Girkin zapowiada klęskę. "Zbliżamy się do porażki w wojnie"
Igor Girkin, po tym jak kilkanaście dni temu kazał Władimir Putinowi "zamknąć się i zamilknąć", znów zaatakował Kreml. W najnowszym nagraniu były oficer FSB zapowiedział klęskę Rosji, wskazując jednocześnie jej przyczyny.
Igor Girkin, były dowódca separatystów w Donbasie, od dłuższego czasu bardzo krytycznie ocenia zaangażowanie wojsk rosyjskich na wojnie z Ukrainą. Po raz kolejny opublikował w tym kontekście wideo z ostrą wypowiedzią.
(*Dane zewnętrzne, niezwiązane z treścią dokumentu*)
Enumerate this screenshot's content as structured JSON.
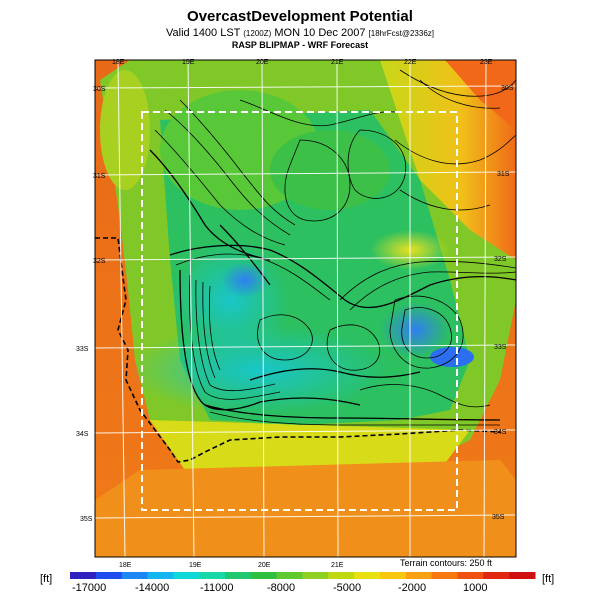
{
  "header": {
    "title": "OvercastDevelopment Potential",
    "subtitle_main": "Valid 1400 LST",
    "subtitle_small": "(1200Z)",
    "subtitle_date": "MON 10 Dec 2007",
    "subtitle_run": "[18hrFcst@2336z]",
    "model": "RASP BLIPMAP - WRF Forecast"
  },
  "map": {
    "lon_labels_top": [
      "18E",
      "19E",
      "20E",
      "21E",
      "22E",
      "23E"
    ],
    "lon_labels_bottom": [
      "18E",
      "19E",
      "20E",
      "21E"
    ],
    "lat_labels_left": [
      "30S",
      "31S",
      "32S",
      "33S",
      "34S",
      "35S"
    ],
    "lat_labels_right": [
      "30S",
      "31S",
      "32S",
      "33S",
      "34S",
      "35S"
    ],
    "terrain_note": "Terrain contours: 250 ft"
  },
  "colorbar": {
    "unit_left": "[ft]",
    "unit_right": "[ft]",
    "tick_labels": [
      "-17000",
      "-14000",
      "-11000",
      "-8000",
      "-5000",
      "-2000",
      "1000"
    ],
    "colors": [
      "#3020c0",
      "#1e4ef0",
      "#1f86f5",
      "#15b6f0",
      "#10d8d8",
      "#18d8a8",
      "#20c870",
      "#30c040",
      "#60c830",
      "#90d020",
      "#c0d810",
      "#e8e010",
      "#f8c810",
      "#f8a010",
      "#f87810",
      "#f05010",
      "#e02810",
      "#d01010"
    ]
  }
}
Girkin znów atakuje Putina. Tym razem zapowiada klęskę armii
W mediach społecznościowych jej część przytacza doradca szefa ukraińskiego MSW, Anton Gieraszczenko.
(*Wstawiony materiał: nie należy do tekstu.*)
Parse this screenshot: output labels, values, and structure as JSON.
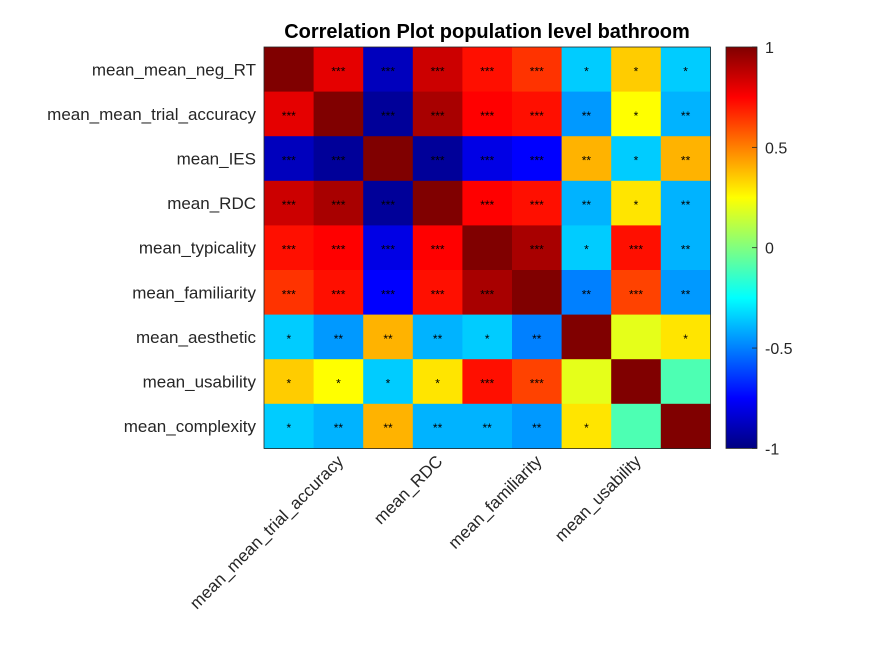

Dalsza część artykułu pod materiałem wideo
- Niestety, sytuacja na froncie, którą próbują upiększyć media, skrajnie negatywnie wpływa na sytuację w naszym kraju, w całym naszym państwie. Nie boję się tego powiedzieć, że zbliżamy się do porażki w wojnie - oceniał w nagraniu były oficer FSB.
Girkin wskazał przy tym, co jego zdaniem spowoduje, że Kreml przegra starcie z Kijowem.
- Nawet nie dlatego (przegramy), że nie możemy zrobić postępów w żadnym z kluczowych miast obwodowych - w trakcie zimy nie potrafiliśmy choćby odepchnąć wojsk wroga na 10 kilometrów od Doniecka. I nawet nie dlatego, że musieliśmy opuścić Chersoń, wycofać się z obwodu charkowskiego, odejść z Kijowa. A dlatego, że weszliśmy do długiej, przeciągającej się wojny - wskazywał były kremlowski wojskowy.
Jak zaznaczył, okazało się, że do inwazji nie była gotowa rosyjska gospodarka, "armia, system polityczny i duża część liderów".